Nasib keturunan Diponegoro

Karena dianggap sebagai pemberontak terhadap peraturaan kerajaan, pangeran diponegoro hingga anak cucunya terusir dari istana dan tidak di perbolehkan kembali ke keraton. 

Semasa hidupnya, Pangeran diponegoro mempunyai banyak istri dan selir. Setidaknya ada 9 Istri pangeran Diponegoro yang di kenal masyrakat, yaitu: 
  • B.R.A. Retna Madubrangta puteri kedua Kyai Gedhe Dhadhapan;
  • R.A. Supadmi yang kemudian diberi nama R.A. Retnakusuma, putri Raden Tumenggung Natawijaya III, Bupati Panolan, Jipang;
  • R.A. Retnadewati seorang putri Kyai di wilayah Selatan Jogjakarta;
  • R.Ay. Citrawati, puteri Raden Tumenggung Rangga Parwirasentika dengan salah satu isteri selir;
  • R.A. Maduretno, putri Raden Rangga Prawiradirjo III dengan Ratu Maduretna (putri HB II), jadi R.A Maduretna saudara seayah dengan Sentot Prawiradirdja, tetapi lain ibu;
  • R.Ay. Ratnaningsih putri Raden Tumenggung Sumaprawira, bupati Jipang Kepadhangan;
  • R.A. Retnakumala putri Kyahi Guru Kasongan;
  • R.Ay. Ratnaningrum putri Pangeran Penengah atau Dipawiyana II.

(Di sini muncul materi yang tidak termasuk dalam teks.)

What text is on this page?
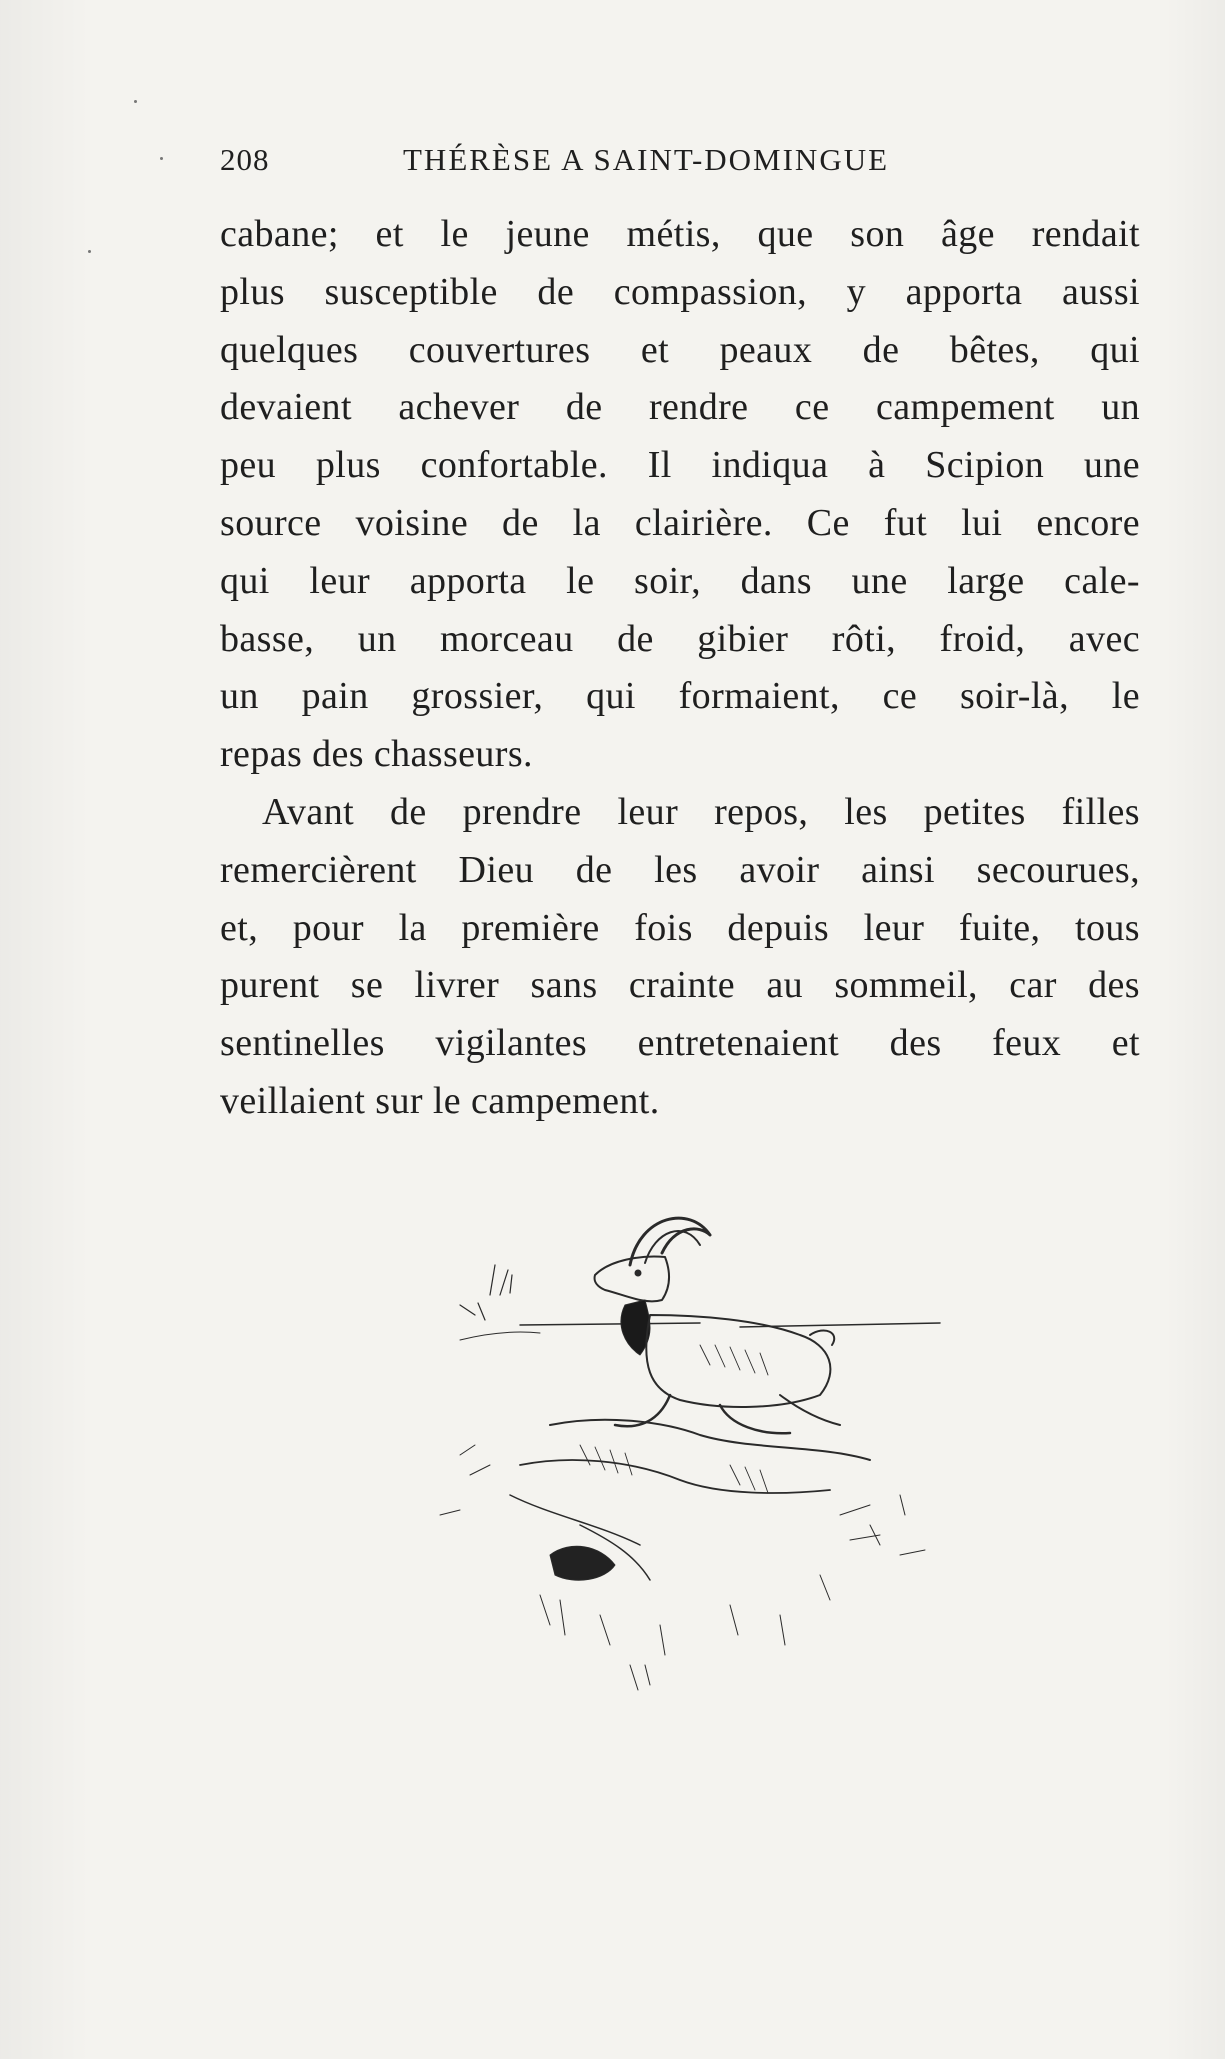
208	THÉRÈSE A SAINT-DOMINGUE
cabane; et le jeune métis, que son âge rendait
plus susceptible de compassion, y apporta aussi
quelques couvertures et peaux de bêtes, qui
devaient achever de rendre ce campement un
peu plus confortable. Il indiqua à Scipion une
source voisine de la clairière. Ce fut lui encore
qui leur apporta le soir, dans une large cale-
basse, un morceau de gibier rôti, froid, avec
un pain grossier, qui formaient, ce soir-là, le
repas des chasseurs.
Avant de prendre leur repos, les petites filles
remercièrent Dieu de les avoir ainsi secourues,
et, pour la première fois depuis leur fuite, tous
purent se livrer sans crainte au sommeil, car des
sentinelles vigilantes entretenaient des feux et
veillaient sur le campement.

  • Syarifah Fathimah Wajo putri Datuk Husain (Wanita dari Wajo, Makassar), makamnya ada di Makassar. Syarifah Fathimah ini nasab lengkapnya adalah Syarifah Fathimah Wajo binti Datuk Husain bin Datuk Ahmad bin Datuk Abdullah bin Datuk Thahir bin Datuk Thayyib bin Datuk Ibrahim bin Datuk Qasim bin Datuk Muhammad bin Datuk Nakhoda Ali bin Husain Jamaluddin Asghar bin Husain Jamaluddin Akbar.

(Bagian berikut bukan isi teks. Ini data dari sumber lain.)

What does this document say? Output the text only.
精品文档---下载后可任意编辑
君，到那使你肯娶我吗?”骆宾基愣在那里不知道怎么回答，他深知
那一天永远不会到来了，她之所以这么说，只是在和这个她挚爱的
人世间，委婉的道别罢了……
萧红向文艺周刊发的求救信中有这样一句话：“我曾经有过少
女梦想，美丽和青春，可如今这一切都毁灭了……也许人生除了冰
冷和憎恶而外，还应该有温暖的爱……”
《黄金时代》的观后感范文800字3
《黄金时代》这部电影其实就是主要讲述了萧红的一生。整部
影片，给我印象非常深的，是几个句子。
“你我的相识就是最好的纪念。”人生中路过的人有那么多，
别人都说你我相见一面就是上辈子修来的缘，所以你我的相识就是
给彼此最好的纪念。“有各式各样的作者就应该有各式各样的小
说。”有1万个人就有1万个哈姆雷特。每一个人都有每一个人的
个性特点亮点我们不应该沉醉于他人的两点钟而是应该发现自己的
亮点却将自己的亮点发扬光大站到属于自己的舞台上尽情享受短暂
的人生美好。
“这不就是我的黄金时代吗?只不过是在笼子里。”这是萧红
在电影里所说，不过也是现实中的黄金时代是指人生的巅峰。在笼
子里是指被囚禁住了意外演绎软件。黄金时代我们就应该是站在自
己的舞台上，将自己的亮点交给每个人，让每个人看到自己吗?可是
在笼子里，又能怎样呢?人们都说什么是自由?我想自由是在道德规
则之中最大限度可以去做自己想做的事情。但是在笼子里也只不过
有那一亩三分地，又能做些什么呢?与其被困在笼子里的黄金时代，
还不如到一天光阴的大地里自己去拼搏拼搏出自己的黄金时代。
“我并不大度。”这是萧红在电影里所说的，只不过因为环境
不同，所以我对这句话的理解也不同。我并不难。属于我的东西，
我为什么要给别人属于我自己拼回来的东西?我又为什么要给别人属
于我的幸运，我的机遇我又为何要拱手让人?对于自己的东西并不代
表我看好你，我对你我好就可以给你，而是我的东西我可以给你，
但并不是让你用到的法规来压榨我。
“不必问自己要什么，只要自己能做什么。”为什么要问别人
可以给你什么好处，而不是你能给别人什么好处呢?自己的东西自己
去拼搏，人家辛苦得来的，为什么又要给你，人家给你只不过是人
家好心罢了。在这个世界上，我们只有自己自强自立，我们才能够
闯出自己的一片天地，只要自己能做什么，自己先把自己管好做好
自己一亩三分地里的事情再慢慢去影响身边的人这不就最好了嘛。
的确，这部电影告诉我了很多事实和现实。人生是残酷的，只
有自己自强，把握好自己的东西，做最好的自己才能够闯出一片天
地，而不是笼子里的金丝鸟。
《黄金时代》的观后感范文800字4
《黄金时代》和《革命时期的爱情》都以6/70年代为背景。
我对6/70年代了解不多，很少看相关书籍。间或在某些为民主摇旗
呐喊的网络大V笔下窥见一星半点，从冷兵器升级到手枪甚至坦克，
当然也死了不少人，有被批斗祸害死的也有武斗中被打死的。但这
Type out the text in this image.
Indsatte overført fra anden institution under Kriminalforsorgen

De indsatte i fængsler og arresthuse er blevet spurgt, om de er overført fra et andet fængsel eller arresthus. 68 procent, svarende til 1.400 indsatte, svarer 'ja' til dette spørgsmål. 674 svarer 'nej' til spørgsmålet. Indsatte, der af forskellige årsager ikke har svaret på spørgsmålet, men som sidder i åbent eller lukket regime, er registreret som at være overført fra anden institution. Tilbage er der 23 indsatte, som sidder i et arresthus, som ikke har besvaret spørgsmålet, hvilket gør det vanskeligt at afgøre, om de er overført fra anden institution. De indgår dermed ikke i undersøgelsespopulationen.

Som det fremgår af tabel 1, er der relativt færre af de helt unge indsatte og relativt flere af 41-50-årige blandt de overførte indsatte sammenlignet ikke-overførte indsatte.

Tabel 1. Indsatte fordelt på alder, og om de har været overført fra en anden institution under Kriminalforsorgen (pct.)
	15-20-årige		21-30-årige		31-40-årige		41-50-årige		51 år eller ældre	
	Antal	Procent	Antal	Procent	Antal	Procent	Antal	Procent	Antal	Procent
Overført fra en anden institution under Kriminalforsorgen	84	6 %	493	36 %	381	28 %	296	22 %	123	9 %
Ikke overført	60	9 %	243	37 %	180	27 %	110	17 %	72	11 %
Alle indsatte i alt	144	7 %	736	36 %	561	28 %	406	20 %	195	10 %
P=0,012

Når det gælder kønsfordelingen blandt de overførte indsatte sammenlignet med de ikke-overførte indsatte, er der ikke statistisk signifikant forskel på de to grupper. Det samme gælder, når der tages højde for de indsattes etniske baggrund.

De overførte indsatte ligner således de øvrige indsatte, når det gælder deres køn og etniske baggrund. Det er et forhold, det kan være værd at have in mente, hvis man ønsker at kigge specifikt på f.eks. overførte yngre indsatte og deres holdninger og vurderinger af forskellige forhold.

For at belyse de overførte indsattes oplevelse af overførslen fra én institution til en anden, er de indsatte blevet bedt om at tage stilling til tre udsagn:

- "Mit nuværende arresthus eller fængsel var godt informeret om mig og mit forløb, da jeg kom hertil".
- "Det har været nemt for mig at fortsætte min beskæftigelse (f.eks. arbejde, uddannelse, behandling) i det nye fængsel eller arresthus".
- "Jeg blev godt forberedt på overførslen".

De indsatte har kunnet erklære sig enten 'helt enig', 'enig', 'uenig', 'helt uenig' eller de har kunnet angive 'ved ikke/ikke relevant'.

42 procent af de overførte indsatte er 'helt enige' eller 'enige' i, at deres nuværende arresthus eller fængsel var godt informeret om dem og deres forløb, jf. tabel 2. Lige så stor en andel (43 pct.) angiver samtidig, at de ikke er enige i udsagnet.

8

Berdasarkan catatan sejarah, dari istri dan selir, beliau memiliki paling tidak 17 anak. Tujuh dari anak-anaknya (enam laki-laki dan satu perempuan) lahir selama Diponegoro dalam pembuangan di Manado (1830-1833) dan Makassar (1833-1855). Sekarang ini, ada ribuan keturunan Diponegoro yang tersebar di seluruh Indonesia dengan konsentrasi utama di Ambon (Maluku), Makassar, Banyumas, Kulon Progo, Yogyakarta, Bogor, dan Jakarta. Salah satu keturunan Pangeran Diponegoro adalah Artis Sinetron dan presenter, Astri Welas.